Approach to a Patient with Diplopia in the Emergency Department.
Abstract
BACKGROUND:
Diplopia can be the result of benign or life-threatening etiologies. It is imperative for the emergency physician to be proficient at assessing diplopia and recognize when urgent referral or neuroimaging is required.
OBJECTIVE:
The first part of this review highlights a simple framework to arrive at the appropriate disposition of diplopic patients presenting to the emergency department (ED). The second part of this review provides more detail and further management strategies.
DISCUSSION:
ED strategies for assessment of diplopia are discussed. Management strategies, such as when to image, what modality of imaging to use, and urgency of referral, are discussed in detail.
CONCLUSIONS:
Unenhanced plain computed tomography (CT) of the head or orbits is largely not useful in the work-up of diplopia. Magnetic resonance imaging is preferred for ocular motor nerve palsies. Due to limited resources in the ED, patients with isolated fourth and sixth nerve palsies with the absence of other neurological signs on examination should be referred to Neurology or Ophthalmology for further work-up.

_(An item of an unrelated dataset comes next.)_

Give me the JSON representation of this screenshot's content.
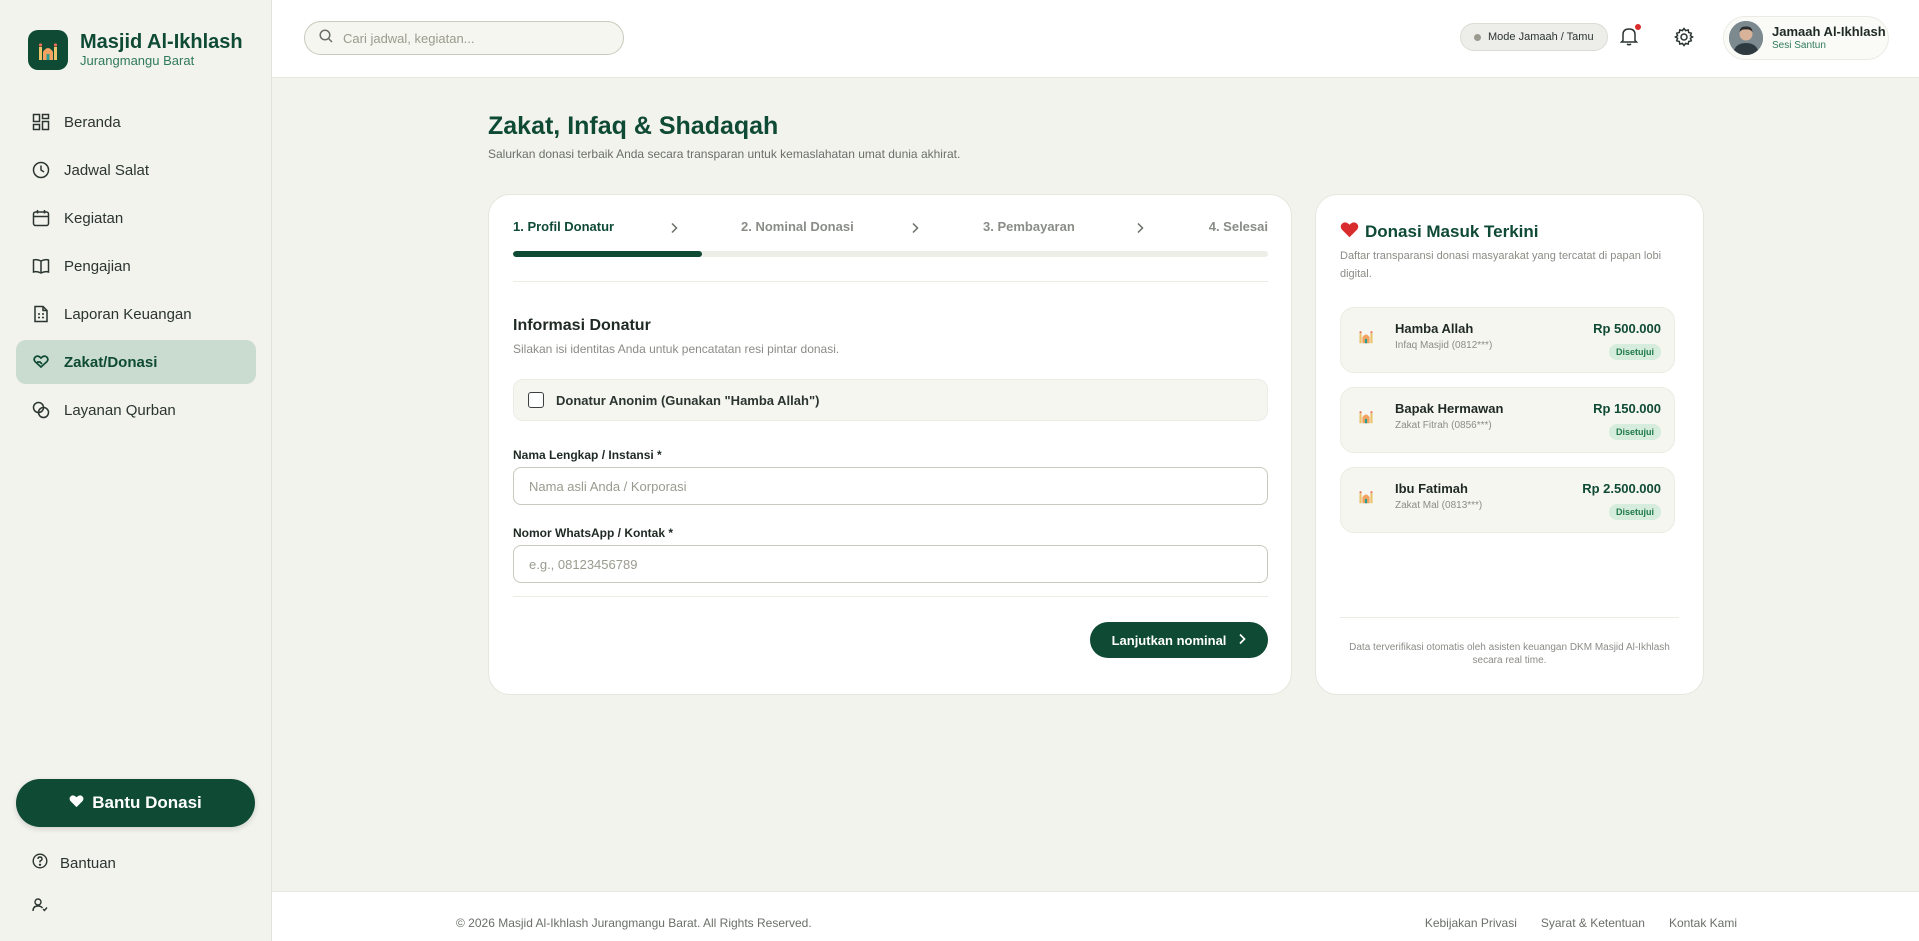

All patients presenting with an acute isolated third nerve palsy should be imaged with CT and CT angiography of the brain to rule out a compressive aneurysm. Contrast-enhanced CT imaging of the brain and orbits would be indicated in suspected orbital apex syndrome or a retro-orbital mass, thyroid eye disease, or ocular trauma. CT and CT venogram should be considered in cases of suspected cavernous sinus thrombosis. In any patient over the age of 60 years presenting with recent (1 month) history of diplopia, inflammatory markers should be obtained to rule out giant cell arteritis.